Im not sure if its just her personality, but when i have playtime with her she doesnt play. ive tried dancing with music, giving her toys (foraging toys, little balls with bells in them, tiny stuffed monkey, etc) to play WITH her but she just likes to wander around the room on her own. usually, she just sits comfortably on her perch or on the chair instead of playing with all the toys laid out for her. i really want to interact with her by playtime, but i cant find things she likes! ive also tried rewarding her with popcorn (not buttered) and pecans, which are her two favourite things, but i cant understand. she just likes to chew on things! i always try to make sure she has things to chew, too. she seems more like a snuggly and exploring type bird, but i feel she needs enrichment with the people, aside from just head scritches. please help, i need suggestions on things to do with her!


----------



## mohum (Sep 5, 2014)

If it is safe,try putting the toys on the floor when your bird is out. Peppy has had no interest in her toys except when a baby but will happily explore and walk around with all kinds of things on the floor.


----------



## Lunawolfsong (Mar 31, 2016)

It's difficult to get help on this because of how individualized birds are.
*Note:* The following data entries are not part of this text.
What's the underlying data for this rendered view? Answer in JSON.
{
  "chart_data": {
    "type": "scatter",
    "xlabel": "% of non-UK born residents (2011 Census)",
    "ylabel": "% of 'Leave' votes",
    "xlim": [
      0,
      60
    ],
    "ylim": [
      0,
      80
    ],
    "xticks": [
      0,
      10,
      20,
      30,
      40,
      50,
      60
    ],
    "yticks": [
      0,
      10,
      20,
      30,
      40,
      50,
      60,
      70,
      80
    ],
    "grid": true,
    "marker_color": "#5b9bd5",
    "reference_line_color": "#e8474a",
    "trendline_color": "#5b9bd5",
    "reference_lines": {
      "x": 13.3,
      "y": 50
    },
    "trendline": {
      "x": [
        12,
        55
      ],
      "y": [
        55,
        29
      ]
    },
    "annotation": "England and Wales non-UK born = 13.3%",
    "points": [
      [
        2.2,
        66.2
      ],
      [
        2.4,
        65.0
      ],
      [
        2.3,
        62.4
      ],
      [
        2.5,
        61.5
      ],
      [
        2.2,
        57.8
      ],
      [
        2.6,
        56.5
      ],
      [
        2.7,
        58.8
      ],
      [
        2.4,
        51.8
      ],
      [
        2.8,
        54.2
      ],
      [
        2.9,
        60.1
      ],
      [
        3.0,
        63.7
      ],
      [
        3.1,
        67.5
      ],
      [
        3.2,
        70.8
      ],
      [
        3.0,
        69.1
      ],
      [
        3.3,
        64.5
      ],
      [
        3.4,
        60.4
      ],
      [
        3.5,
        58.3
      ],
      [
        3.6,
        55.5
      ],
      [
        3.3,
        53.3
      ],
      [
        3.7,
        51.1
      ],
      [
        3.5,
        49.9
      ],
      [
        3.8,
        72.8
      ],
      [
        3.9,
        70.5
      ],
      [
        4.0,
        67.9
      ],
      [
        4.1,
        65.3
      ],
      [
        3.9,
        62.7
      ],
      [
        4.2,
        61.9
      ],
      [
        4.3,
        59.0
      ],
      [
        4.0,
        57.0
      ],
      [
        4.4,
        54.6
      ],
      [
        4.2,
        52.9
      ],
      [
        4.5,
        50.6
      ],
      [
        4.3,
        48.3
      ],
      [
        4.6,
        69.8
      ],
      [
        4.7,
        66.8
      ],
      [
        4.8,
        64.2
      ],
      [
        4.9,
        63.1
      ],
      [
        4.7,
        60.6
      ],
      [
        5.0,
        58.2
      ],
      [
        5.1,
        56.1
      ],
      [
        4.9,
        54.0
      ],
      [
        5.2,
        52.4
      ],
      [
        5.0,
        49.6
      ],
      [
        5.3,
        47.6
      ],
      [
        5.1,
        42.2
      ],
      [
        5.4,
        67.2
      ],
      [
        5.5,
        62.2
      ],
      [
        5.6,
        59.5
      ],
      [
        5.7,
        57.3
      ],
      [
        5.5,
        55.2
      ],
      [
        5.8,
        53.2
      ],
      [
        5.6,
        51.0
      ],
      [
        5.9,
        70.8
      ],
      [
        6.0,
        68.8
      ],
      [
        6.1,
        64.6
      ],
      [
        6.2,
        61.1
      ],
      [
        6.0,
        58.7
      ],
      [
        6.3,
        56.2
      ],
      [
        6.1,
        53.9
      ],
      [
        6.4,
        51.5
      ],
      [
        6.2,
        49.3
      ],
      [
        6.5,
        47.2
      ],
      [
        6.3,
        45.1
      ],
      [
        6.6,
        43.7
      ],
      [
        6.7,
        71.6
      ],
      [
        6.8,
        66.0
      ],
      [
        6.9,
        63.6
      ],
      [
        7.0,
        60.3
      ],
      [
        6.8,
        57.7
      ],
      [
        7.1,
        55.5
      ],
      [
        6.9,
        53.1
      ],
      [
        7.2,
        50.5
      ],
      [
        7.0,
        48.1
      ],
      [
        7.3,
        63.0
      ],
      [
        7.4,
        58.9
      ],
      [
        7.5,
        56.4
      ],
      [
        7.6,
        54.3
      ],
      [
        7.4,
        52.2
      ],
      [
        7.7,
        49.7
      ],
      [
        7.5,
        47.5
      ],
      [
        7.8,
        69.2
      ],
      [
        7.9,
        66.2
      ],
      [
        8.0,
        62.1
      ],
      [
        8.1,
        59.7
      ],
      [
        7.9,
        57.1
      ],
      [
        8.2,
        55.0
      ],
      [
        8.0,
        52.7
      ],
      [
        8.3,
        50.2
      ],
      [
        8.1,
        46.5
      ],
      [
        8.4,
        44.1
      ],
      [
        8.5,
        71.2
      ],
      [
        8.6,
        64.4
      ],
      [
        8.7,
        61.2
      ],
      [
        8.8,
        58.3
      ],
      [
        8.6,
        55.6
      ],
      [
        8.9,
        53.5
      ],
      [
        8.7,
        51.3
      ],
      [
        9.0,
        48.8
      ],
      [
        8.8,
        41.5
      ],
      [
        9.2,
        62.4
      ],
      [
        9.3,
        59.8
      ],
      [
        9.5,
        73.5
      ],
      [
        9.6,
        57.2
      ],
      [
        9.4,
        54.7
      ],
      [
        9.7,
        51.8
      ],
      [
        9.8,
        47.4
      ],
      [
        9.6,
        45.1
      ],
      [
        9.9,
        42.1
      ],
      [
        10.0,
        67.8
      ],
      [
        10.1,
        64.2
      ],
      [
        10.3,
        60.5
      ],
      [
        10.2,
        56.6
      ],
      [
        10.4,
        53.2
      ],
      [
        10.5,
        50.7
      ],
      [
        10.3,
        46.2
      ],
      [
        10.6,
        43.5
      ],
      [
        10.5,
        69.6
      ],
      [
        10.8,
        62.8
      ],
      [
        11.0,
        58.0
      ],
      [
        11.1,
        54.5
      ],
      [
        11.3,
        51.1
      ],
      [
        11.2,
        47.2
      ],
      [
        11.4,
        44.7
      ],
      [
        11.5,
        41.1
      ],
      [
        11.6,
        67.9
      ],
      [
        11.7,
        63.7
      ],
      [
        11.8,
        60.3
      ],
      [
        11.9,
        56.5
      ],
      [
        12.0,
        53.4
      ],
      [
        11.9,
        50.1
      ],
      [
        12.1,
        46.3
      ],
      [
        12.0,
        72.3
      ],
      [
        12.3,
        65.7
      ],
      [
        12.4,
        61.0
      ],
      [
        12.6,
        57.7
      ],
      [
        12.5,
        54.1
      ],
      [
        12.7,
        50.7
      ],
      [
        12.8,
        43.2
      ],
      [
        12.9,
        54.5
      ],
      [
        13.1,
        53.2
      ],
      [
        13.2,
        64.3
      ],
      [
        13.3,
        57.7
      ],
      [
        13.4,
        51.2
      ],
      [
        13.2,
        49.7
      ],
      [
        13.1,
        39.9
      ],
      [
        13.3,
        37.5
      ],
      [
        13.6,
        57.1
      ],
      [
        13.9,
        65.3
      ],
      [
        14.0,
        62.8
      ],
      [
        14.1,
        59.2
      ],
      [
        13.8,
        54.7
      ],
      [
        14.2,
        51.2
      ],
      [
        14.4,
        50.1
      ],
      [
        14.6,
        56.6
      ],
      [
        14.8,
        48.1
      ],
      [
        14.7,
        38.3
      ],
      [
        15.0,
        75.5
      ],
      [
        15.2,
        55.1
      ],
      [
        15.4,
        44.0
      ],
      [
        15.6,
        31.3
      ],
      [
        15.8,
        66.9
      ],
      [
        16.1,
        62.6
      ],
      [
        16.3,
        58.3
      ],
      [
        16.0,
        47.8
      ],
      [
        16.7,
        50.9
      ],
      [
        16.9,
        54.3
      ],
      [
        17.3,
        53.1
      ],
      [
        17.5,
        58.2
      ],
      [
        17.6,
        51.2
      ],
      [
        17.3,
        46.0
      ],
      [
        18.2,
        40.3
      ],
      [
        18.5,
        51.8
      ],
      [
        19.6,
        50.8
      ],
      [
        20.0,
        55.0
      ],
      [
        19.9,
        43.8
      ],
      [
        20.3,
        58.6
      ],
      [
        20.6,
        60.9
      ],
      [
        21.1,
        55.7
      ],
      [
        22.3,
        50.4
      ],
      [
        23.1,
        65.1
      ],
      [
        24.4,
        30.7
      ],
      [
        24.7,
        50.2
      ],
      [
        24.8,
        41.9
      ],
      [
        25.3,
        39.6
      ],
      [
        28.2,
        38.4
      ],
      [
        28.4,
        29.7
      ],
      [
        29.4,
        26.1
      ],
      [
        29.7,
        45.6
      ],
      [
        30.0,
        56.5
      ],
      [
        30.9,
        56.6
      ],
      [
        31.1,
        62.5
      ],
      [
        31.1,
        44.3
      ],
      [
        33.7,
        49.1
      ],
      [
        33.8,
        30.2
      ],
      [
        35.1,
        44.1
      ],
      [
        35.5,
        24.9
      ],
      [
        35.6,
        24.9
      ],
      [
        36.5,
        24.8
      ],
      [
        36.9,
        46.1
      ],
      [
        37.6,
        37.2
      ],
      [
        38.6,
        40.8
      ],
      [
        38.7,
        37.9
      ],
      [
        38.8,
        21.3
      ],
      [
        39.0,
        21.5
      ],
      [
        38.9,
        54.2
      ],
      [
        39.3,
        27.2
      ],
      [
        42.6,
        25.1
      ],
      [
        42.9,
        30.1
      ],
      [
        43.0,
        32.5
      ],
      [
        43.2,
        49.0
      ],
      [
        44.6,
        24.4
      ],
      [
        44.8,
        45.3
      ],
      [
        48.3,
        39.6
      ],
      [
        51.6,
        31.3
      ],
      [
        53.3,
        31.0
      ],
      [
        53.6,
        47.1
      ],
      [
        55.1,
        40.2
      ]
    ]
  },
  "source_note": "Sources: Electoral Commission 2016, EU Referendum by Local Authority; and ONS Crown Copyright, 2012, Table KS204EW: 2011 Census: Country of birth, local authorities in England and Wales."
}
You just have to keep trying new things until you find what works. What worked for me was getting a playground for Kirby (it woke up his brain figuring out how to get up and down) and letting him play on the counter and table and desk. He enjoyed walking around, chewing on paper and throwing stuff around. After a few times of this, and several months adjusting to my home, he realized that playing was fun and began to play with a toy in his cage. I still offer different kinds of toys, but he prefers the one toy; it's a hanging toy covered in beads with a bell at the bottom. Kirby loves beads and chains, and will occasionally rip at cloths, so those are the kind of toys that I got for him. Good luck


----------



## shaenne (Apr 19, 2014)

My girl Zoe doesn't really play. She just waddles around licking and chewing everything. It keeps her pretty occupied! Then when she's done she'll happily perch somewhere and preen forever and then sleep. I generally just let her do her own thing. I give her stuff to play with like foraging toys and shredable stuff.


----------



## Dressagebird (Feb 3, 2016)

My birds idea of 'playtime' is 'let's bite and ruin everything mum loves or is dangerous for me', 'let's run around like a lunatic and freak everyone out with the noises I make' or 'let's hide behind mums laptop in bed and make her think I'm gone and she's sat on me so she screams in horror'. 
My bird has toys in his cage to attack/chew/eat. He comes out to be with me, just being with your lovely bird is enough, it's probably all he wants.


----------



## Conrad's Keeper (Aug 11, 2013)

Marceldp: 

Your bird Kulfie sounds totally normal to me! Maybe you've had other birds who acted differently, but the way you describe Kulfie is just the same as my two cockatiels. Neither of them "play" with me. Both like to explore the apartment and to chew on things. I personally think maybe Kulfie is fine and normal and everything is ok!  Kulfie probably likes having you around to look at / talk to, and just feeling your presence even if Kulfie doesn't play with you. And I'm sure you like having Kulfie around to look at and talk to, too! Even some humans don't really play. Some people just like to hang out. 

I would recommend you just keep giving Kulfie cool new objects to explore, or bringing Kulfie into new parts of the house (and watch to make sure Kulfie stays safe in new places), if Kulfie likes exploring. And just hang out and chill in Kulfie's presence.


----------